Tell people ahead of time that you’re focusing on demonstrated performance. Rate people only on demonstrated performance. If someone gets a lower level than they’d like because they didn’t have an opportunity to demonstrate a certain proficiency (which becomes a bigger issue at higher levels, where opportunities for “high impact” moments are more rare), then work with that engineer to make a plan to guide her into the necessary opportunities to demonstrate what she needs to over the next six months.

Because discussions of demonstrated performance vs. an explicit set of clearly defined standards are concrete, specific, and factual, it’s harder for them to become too contentious (unless your definitions are too vague — see above).

(You may notice an intentional connection here to the idea of only giving feedback on behaviors “a video camera could capture”, or of the idea of “speaking objectively / inarguably” in Non-Violent Communication).

7. Framing Matters

Also not strictly a “lesson” but an idea that was definitely reinforced. Leveling is not about ranking. Ranking (particularly “stack ranking”) is destructive to teamwork – don’t do it. But when you give people numerical levels, there will be an urge for engineers to compare themselves to one another.

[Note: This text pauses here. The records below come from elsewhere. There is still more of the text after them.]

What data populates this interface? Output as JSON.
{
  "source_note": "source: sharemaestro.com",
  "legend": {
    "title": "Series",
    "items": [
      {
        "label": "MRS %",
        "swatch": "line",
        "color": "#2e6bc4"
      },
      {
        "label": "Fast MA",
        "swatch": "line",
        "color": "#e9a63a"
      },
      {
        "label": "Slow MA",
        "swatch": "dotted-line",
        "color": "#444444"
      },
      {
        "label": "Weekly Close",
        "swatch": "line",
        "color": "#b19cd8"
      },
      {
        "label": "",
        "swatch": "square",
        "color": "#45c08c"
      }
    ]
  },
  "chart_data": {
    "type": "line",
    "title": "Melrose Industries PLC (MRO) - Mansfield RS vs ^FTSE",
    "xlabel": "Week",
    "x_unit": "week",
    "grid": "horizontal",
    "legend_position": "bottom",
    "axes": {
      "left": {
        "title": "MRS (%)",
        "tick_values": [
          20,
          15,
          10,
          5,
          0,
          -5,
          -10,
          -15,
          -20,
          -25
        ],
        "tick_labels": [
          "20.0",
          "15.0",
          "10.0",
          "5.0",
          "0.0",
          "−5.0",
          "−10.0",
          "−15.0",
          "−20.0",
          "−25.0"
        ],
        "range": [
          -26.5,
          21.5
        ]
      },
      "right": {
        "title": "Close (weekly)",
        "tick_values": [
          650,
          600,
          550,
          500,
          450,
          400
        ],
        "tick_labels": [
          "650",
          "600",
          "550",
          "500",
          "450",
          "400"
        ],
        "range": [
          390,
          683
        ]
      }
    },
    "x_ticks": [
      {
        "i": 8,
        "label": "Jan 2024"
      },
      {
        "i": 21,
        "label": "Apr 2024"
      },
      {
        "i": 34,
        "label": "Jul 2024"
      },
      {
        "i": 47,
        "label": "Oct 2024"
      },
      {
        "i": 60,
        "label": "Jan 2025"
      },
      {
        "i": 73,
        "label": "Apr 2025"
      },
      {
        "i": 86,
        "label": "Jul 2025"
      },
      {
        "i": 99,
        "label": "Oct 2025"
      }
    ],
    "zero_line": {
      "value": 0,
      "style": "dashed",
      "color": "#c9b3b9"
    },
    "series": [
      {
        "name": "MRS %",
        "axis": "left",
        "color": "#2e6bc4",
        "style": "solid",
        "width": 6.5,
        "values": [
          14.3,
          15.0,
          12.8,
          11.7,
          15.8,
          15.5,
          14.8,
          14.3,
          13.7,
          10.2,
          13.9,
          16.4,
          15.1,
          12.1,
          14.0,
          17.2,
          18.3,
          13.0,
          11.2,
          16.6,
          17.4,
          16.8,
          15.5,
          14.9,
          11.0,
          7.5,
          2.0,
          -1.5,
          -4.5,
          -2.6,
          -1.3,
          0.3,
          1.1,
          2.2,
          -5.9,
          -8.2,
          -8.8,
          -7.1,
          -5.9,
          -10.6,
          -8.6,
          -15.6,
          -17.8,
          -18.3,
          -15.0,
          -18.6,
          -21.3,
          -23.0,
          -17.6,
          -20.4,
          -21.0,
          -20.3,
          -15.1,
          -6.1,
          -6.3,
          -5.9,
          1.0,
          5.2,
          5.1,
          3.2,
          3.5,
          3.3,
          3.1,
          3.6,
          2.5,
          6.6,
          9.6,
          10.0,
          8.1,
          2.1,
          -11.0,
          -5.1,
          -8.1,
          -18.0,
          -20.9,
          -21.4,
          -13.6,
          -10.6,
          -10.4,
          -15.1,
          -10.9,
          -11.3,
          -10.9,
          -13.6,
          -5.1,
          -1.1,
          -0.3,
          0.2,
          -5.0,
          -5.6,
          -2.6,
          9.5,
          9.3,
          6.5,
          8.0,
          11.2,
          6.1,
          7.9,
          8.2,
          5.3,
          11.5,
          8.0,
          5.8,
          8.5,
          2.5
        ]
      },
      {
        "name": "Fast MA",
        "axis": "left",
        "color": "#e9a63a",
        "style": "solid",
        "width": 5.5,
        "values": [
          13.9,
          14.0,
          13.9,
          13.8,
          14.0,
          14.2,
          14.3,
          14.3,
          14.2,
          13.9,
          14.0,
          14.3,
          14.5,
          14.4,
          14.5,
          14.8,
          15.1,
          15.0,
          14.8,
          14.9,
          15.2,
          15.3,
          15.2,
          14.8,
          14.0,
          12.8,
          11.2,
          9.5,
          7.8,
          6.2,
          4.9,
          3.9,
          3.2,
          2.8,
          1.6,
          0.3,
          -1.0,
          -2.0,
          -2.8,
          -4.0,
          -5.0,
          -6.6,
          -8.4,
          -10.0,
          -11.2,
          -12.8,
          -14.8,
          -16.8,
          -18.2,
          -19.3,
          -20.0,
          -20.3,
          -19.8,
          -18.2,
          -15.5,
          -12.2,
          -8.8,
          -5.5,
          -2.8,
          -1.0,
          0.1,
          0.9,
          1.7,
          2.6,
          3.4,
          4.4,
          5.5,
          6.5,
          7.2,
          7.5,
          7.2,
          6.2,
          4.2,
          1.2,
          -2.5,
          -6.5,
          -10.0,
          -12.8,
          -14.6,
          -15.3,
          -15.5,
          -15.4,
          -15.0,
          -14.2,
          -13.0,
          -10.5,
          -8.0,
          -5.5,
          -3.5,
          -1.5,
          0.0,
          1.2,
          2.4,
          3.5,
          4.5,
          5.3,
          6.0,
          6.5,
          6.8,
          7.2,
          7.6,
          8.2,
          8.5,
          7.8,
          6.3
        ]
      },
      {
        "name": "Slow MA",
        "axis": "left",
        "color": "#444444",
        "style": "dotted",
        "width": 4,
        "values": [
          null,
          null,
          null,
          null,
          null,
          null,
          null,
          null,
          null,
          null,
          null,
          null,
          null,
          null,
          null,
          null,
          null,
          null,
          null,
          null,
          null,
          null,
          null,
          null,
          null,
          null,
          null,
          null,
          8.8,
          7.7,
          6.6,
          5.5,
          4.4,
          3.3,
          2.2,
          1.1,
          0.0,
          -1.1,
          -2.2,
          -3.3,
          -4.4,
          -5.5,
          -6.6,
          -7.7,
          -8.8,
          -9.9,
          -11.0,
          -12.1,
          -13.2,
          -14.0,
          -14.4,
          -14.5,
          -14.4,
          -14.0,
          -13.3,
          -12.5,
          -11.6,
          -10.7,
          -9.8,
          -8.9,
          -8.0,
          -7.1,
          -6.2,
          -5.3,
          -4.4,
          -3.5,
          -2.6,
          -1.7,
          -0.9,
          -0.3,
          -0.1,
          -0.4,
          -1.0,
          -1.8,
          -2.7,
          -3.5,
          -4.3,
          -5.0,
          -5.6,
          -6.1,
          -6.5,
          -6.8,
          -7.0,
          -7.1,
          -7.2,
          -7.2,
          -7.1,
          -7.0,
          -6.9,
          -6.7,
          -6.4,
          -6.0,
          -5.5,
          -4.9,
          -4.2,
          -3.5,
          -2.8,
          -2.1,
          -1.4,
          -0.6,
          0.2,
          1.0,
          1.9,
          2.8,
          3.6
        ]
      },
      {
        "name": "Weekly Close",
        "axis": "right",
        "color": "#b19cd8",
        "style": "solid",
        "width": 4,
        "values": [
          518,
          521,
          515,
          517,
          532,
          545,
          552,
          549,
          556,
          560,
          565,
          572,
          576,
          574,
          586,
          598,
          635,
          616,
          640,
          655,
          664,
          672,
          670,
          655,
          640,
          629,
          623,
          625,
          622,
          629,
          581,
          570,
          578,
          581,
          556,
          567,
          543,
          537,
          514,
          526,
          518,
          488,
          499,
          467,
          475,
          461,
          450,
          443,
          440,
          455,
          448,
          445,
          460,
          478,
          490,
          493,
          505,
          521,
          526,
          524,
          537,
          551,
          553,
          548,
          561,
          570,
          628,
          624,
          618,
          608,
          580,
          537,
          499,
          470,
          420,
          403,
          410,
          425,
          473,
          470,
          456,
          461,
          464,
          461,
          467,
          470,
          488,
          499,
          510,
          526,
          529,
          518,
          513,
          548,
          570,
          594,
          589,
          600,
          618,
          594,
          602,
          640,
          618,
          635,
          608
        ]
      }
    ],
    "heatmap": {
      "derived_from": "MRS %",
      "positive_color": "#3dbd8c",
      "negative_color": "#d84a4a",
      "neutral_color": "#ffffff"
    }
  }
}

As the leader, you need to emphasize that this whole exercise is about 1) promoting fairness in recognition and 2) promoting individual growth. Be clear that it’s not perfect, and that there will always be mistakes and sometimes under and over-leveling will happen. But that is not the end of the world, because people’s numeric level is not intended (and will not be treated) as of their intrinsic worth or even of their potential.

It’s just a tool to 1) help people understand what kind of behaviors will make them more successful in your particular organization and 2) to help management identify when people who are performing similarly are not being recognized similarly (“similarly”, not “the same”, because no two people’s proficiencies at a given moment in time will be exactly the same).

To help set the right framing, you can make people’s integer levels (and associated titles) public, but don’t make their full rating matrix public. It’s okay for Suzie and Richard to know that they’re both Level 3, even if Suzie thinks she’s a bit better than Richard. It’s unproductive for Richard to obsess over whether it’s fair that he’s really a Level 2 verbal communicator when he knows Suzie is rated as a Level 4 communicator.

Another minor but probably useful technique that was suggested to me is to call this entire system a “growth framework” instead of a “leveling framework”. I disregarded that advice and initially introduced it to the team as a leveling framework, but have since mostly referred to it internally as “our career growth framework”.

I personally prefer the term “level” because I think it’s more clear about what the system literally is. But “growth framework” seems to have less baggage and to generally promote a healthier reception among the team (particularly, it reduces the inclination to think about leveling as equivalent to ranking).

See You In Six Months

I’m sure I missed some learnings, and I’m sure I’ll learn a lot more over the coming months and years as I get to see this system play out over time (and perhaps I’ll have an update to this post to write then). But I think it’s worth sharing these early lessons in hopes that someone reading this can learn from and avoid some of my mistakes.

Obviously I’ve spent a lot of time thinking about this topic, so I’d be happy to chat with anyone else who’s thinking about rolling out a framework. I got quite a bit of advice and input from friends and peers as I was planning this roll out. I’d be happy for the chance to pay that help forward!